1973: Tennessee Williams' South
Tennessee Williams' South (Rasky, 1973) 5/10
The theatre of Tennessee Williams is indelibly associated with the South. With its steamy passages and sweaty textures, the work of the famed American playwright has become crucially inseparable from the American south in its dialect heavy language, settings and themes.
In 1973, the Canadian Broadcasting Company released Tennessee Williams' South, an eighty minute documentary directed by Canadian documentarian Harry Rasky that aimed to analyze Williams' relation to the South: its geography, its culture and its people. The result was a curious amalgamation of interviews, theatrical performances and poetry readings that overall reinforces the mythology of Tennessee Williams, rather than de-construct his personal and literary biography.
Filmed over the course of a year, Tennessee Williams' South traces the roots of Williams' work in a series of interviews at the author's Key West residence and former New Orleans haunts. The film's recorded conversations between Rasky and Williams unearth elements about his influences and his relationship to the South. Describing himself as an "angry old man,"Williams conversely appears jovial throughout the majority of his interactions.
Despite frequently discussing the South as both a geographical place and a state of mind in his art, Williams readily stresses the importance of personal experience in his work. The dualistic influences of the experiential and the cultural penetrate into a host of unique influences from his Ohioan grandparents to his absent father, his schizophrenic sister to African-American culture. Although Rasky frequently tries to imbue a sense of Williams as the preserver of a broken Southern identity, the renowned writer is quick to stress his eccentric ways and his status as the head of his own unique country.
Subsequently, the authentic South in Rasky's film clashes with the "South" of Williams' work. As the progenitor of a personalized realm of broken Southern damsels and a frittered plantation culture, Williams' "South" is one of a fading aristocratic environment reluctant to change, a society gone with the wind. Nevertheless, there is little in Williams' central output emphasizing the spiritual and social plight of the Southern working-class or African-American populations who represented the real South. Williams' conception is thus one unique to his work, a fact that Rasky fails to centrally address throughout the documentary.

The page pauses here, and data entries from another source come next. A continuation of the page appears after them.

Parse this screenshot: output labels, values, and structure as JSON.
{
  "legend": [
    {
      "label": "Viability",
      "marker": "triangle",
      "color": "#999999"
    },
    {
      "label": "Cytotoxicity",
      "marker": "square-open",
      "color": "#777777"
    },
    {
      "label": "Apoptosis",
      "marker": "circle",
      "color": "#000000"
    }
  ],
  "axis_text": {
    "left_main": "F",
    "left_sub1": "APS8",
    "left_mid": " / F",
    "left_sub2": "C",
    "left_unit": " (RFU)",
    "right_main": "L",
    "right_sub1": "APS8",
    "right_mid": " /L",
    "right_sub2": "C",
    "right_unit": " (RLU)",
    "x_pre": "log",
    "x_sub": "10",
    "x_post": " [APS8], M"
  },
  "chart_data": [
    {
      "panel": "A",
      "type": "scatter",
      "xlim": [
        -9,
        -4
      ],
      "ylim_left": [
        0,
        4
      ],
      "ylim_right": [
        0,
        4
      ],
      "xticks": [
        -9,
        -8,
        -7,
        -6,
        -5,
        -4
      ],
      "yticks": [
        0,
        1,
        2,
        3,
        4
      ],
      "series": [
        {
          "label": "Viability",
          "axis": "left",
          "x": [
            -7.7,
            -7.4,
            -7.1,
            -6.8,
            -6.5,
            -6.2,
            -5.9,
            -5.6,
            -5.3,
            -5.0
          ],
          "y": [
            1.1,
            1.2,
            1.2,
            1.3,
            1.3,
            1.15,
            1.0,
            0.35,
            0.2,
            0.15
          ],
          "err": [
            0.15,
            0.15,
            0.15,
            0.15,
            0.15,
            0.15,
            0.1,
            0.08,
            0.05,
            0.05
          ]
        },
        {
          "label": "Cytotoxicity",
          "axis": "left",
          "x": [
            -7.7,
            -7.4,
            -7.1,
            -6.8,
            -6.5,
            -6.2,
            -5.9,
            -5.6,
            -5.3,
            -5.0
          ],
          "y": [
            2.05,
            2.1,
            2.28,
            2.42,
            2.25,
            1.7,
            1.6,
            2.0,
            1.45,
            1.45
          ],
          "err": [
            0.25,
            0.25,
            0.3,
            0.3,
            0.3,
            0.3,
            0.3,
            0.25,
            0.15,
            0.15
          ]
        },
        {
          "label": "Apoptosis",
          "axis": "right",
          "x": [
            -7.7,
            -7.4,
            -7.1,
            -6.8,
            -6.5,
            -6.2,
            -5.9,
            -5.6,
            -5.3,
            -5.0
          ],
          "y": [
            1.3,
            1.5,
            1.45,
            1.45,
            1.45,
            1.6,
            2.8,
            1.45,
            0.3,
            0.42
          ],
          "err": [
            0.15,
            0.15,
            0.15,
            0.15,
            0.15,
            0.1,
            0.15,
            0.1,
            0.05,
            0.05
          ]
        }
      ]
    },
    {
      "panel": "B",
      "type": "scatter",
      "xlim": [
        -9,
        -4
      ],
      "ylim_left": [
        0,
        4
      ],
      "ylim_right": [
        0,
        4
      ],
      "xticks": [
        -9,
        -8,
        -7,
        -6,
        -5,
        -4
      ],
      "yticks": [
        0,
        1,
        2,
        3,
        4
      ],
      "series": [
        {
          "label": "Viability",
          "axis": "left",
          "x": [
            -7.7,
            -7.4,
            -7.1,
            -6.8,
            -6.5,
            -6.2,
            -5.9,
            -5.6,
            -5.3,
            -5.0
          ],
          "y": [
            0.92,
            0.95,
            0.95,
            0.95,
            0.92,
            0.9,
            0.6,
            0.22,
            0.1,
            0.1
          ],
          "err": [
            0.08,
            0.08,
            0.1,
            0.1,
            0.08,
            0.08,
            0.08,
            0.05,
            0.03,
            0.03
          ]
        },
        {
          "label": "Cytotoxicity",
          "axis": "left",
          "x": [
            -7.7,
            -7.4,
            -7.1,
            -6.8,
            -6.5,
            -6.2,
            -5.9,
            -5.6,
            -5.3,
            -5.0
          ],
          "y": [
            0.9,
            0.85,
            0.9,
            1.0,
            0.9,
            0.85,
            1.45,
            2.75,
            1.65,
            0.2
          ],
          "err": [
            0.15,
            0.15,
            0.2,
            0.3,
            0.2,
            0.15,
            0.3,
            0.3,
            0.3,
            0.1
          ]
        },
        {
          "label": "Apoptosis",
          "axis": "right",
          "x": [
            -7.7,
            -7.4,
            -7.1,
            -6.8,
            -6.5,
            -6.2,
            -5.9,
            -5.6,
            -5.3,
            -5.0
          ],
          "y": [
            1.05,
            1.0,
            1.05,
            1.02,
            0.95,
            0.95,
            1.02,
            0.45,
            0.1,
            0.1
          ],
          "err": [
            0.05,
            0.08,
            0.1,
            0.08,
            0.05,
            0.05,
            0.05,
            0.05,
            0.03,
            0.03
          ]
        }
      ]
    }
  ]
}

Instead Rasky attempts to incorporates elements of Williams' work that found their influence in his life. Rasky achieves this by fusing interviews and poetry readings with slices of Night of the Iguana, The Glass Menagerie, A Streetcar Named Desire and other plays to inject Williams' personality and biography onto his literary legacy. Featuring performances by actors such as Burl Ives, Jessica Tandy and Michael York, the theatrical bits are hit-and-miss. Dated in their approach, these pieces suffer from stiff performances (see, for example, John Colicos and Colleen Dewhurst's rendition of Night of the Iguana) and an overly textual approach that emphasizes Williams' words, over the performers' respective renditions.
Paralleling the efforts of the film's thespian interpretations, Rasky's film suffers partially due to its slavery to the script; its adherence to the Williams' legend. There are no critical insights into his relationships, his political opinions or his feelings towards cinematic representations of his work. Nor is there any genuine disassembling of the themes in Williams' oeuvre beyond the grandiose idea of "the South." Consequently, Rasky's benign and myopic questions fall into Williams' eager hands, producing a film that warmly addresses with panache the roots of Tennessee Williams, but fails to explore his broken branches and torn stems.
* Tennessee Williams' South is released on DVD by Warner Home Video and is only available in their excellent Tennessee Williams Film Collection box set.